The invention relates to the technical field of computer architectures, in particular to a dual-mode computer architecture supporting internal storage computing. The invention has the beneficial effects that: the proposed architecture can work under a non-von neumann architecture, also preserving the traditional von neumann architecture. The goal of this is to make maximum use of existing compilation toolchains and programming models. Simulations show that the architecture of the present invention can provide tens to hundreds of times acceleration for a particular application, as compared to a reference, depending on the number of macro cells used in the IMC-SRAM. In the case of a block of macro-cells, the 32 × 32 scale binary neural network and the 512-bit character input hashing algorithm can be accelerated by 6.7 and 12.2 times, respectively. Compared with the benchmark, the average energy saving of the structure is 3 times.

Description

Dual-mode computer framework supporting in-memory computation
Technical Field
The invention relates to the technical field of computer architectures, in particular to a dual-mode computer architecture supporting in-memory computing.
Background
Most computers currently employ the traditional von neumann architecture, i.e., the computing unit and memory unit are separate. Such computers work following the paradigm of load (from memory) (in CPU) compute-write back (memory). On one hand, due to the limitation of chips or IP pins, the bandwidth between the computing unit and the memory is also limited due to the separation of computing and memory, and the bandwidth resource of the memory module cannot be fully utilized. On the other hand, the computation and storage separation causes the CPU to continuously read and write the memory at a remote location when processing data, which inevitably causes huge power consumption waste. For example, a 64-bit double-precision floating-point operation may consume approximately 50pJ of energy, a CPU core may consume approximately 500pJ of energy to read data from a cache that is 20mm away, and an off-chip DRAM may require approximately 6000pJ of energy to read the associated data. With the development of big data, artificial intelligence and the internet of things, it is increasingly urgent to solve the bandwidth bottleneck between the CPU and the memory and improve the energy utilization efficiency of the system. The design of processor architectures presents greater challenges. For example, how to meet the bandwidth requirement of the computing unit in the artificial intelligence chip on the storage module, how to enable the terminal of the internet of things (mostly MCU, that is, micro central processing unit) to maintain or even reduce the power consumption while improving the processing performance.
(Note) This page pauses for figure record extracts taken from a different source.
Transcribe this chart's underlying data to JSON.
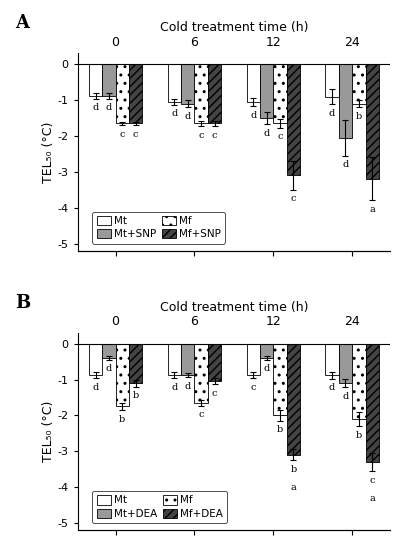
{
  "panel_A": {
    "title": "Cold treatment time (h)",
    "label": "A",
    "ylabel": "TEL₅₀ (°C)",
    "groups": [
      "0",
      "6",
      "12",
      "24"
    ],
    "series_labels": [
      "Mt",
      "Mt+SNP",
      "Mf",
      "Mf+SNP"
    ],
    "values": [
      [
        -0.88,
        -0.88,
        -1.65,
        -1.65
      ],
      [
        -1.05,
        -1.1,
        -1.65,
        -1.65
      ],
      [
        -1.05,
        -1.5,
        -1.65,
        -3.1
      ],
      [
        -0.9,
        -2.05,
        -1.1,
        -3.2
      ]
    ],
    "errors": [
      [
        0.08,
        0.08,
        0.05,
        0.05
      ],
      [
        0.08,
        0.1,
        0.08,
        0.08
      ],
      [
        0.12,
        0.18,
        0.12,
        0.4
      ],
      [
        0.22,
        0.5,
        0.1,
        0.6
      ]
    ],
    "letters": [
      [
        [
          "d",
          "d",
          "c",
          "c"
        ],
        [
          "d",
          "d",
          "c",
          "c"
        ]
      ],
      [
        [
          "d",
          "d",
          "c",
          "c"
        ],
        [
          "d",
          "d",
          "c",
          "c"
        ]
      ],
      [
        [
          "d",
          "d",
          "c",
          "c"
        ],
        [
          "d",
          "d",
          "c",
          "c"
        ]
      ],
      [
        [
          "d",
          "d",
          "b",
          "a"
        ],
        [
          "d",
          "d",
          "b",
          "a"
        ]
      ]
    ],
    "letter_vals": [
      [
        [
          -0.88,
          -0.88,
          -1.65,
          -1.65
        ],
        [
          -0.88,
          -0.88,
          -1.65,
          -1.65
        ]
      ],
      [
        [
          -1.05,
          -1.1,
          -1.65,
          -1.65
        ],
        [
          -1.05,
          -1.1,
          -1.65,
          -1.65
        ]
      ],
      [
        [
          -1.05,
          -1.5,
          -1.65,
          -3.1
        ],
        [
          -1.05,
          -1.5,
          -1.65,
          -3.1
        ]
      ],
      [
        [
          -0.9,
          -2.05,
          -1.1,
          -3.2
        ],
        [
          -0.9,
          -2.05,
          -1.1,
          -3.2
        ]
      ]
    ],
    "ylim": [
      -5.2,
      0.3
    ],
    "yticks": [
      0,
      -1,
      -2,
      -3,
      -4,
      -5
    ]
  },
  "panel_B": {
    "title": "Cold treatment time (h)",
    "label": "B",
    "ylabel": "TEL₅₀ (°C)",
    "groups": [
      "0",
      "6",
      "12",
      "24"
    ],
    "series_labels": [
      "Mt",
      "Mt+DEA",
      "Mf",
      "Mf+DEA"
    ],
    "values": [
      [
        -0.88,
        -0.4,
        -1.75,
        -1.1
      ],
      [
        -0.88,
        -0.88,
        -1.65,
        -1.05
      ],
      [
        -0.88,
        -0.4,
        -2.0,
        -3.1
      ],
      [
        -0.88,
        -1.1,
        -2.1,
        -3.3
      ]
    ],
    "errors": [
      [
        0.08,
        0.05,
        0.1,
        0.1
      ],
      [
        0.08,
        0.05,
        0.08,
        0.08
      ],
      [
        0.08,
        0.05,
        0.15,
        0.15
      ],
      [
        0.1,
        0.12,
        0.2,
        0.25
      ]
    ],
    "ylim": [
      -5.2,
      0.3
    ],
    "yticks": [
      0,
      -1,
      -2,
      -3,
      -4,
      -5
    ]
  },
  "panel_A_annots": {
    "groups_letters": [
      {
        "bars": [
          "d",
          "d",
          "c",
          "c"
        ],
        "errs": [
          0.08,
          0.08,
          0.05,
          0.05
        ],
        "vals": [
          -0.88,
          -0.88,
          -1.65,
          -1.65
        ]
      },
      {
        "bars": [
          "d",
          "d",
          "c",
          "c"
        ],
        "errs": [
          0.08,
          0.1,
          0.08,
          0.08
        ],
        "vals": [
          -1.05,
          -1.1,
          -1.65,
          -1.65
        ]
      },
      {
        "bars": [
          "d",
          "d",
          "c",
          "c"
        ],
        "errs": [
          0.12,
          0.18,
          0.12,
          0.4
        ],
        "vals": [
          -1.05,
          -1.5,
          -1.65,
          -3.1
        ]
      },
      {
        "bars": [
          "d",
          "d",
          "b",
          "a"
        ],
        "errs": [
          0.22,
          0.5,
          0.1,
          0.6
        ],
        "vals": [
          -0.9,
          -2.05,
          -1.1,
          -3.2
        ]
      }
    ]
  },
  "panel_B_annots": {
    "groups_letters": [
      {
        "bars": [
          "d",
          "d",
          "b",
          "b"
        ],
        "errs": [
          0.08,
          0.05,
          0.1,
          0.1
        ],
        "vals": [
          -0.88,
          -0.4,
          -1.75,
          -1.1
        ]
      },
      {
        "bars": [
          "d",
          "d",
          "c",
          "c"
        ],
        "errs": [
          0.08,
          0.05,
          0.08,
          0.08
        ],
        "vals": [
          -0.88,
          -0.88,
          -1.65,
          -1.05
        ]
      },
      {
        "bars": [
          "c",
          "d",
          "b",
          "b"
        ],
        "errs": [
          0.08,
          0.05,
          0.15,
          0.15
        ],
        "vals": [
          -0.88,
          -0.4,
          -2.0,
          -3.1
        ],
        "extra": [
          null,
          null,
          null,
          "a"
        ]
      },
      {
        "bars": [
          "d",
          "d",
          "b",
          "c"
        ],
        "errs": [
          0.1,
          0.12,
          0.2,
          0.25
        ],
        "vals": [
          -0.88,
          -1.1,
          -2.1,
          -3.3
        ],
        "extra": [
          null,
          null,
          null,
          "a"
        ]
      }
    ]
  },
  "bar_colors": [
    "white",
    "#999999",
    "white",
    "#444444"
  ],
  "bar_hatches": [
    null,
    null,
    "..",
    "////"
  ],
  "bar_edgecolors": [
    "black",
    "black",
    "black",
    "black"
  ],
  "bar_width": 0.17,
  "group_centers": [
    0,
    1,
    2,
    3
  ]
}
One solution to these problems is the existence of a Computing-In-Memory (PIM) design, which is designed to bring the Computing unit and the Memory module as close as possible, even to be able to perform the computation In one piece, i.e. In Memory.
In fact, the concept of integrative memory and computation was proposed as early as the seventies of the last century, and since the bandwidth demand or power consumption of a CPU for a memory is not a main contradiction in the development of computer technology, the idea is not paid enough attention. Until the nineties, a large number of computers came into existence, and the design concept could be summarized as putting the computing units and memory units in one chip, produced by logic technology or DRAM technology. However, such a design is extremely expensive in production, and the designed processor is poor in programmability and upgradability, and is not popularized finally.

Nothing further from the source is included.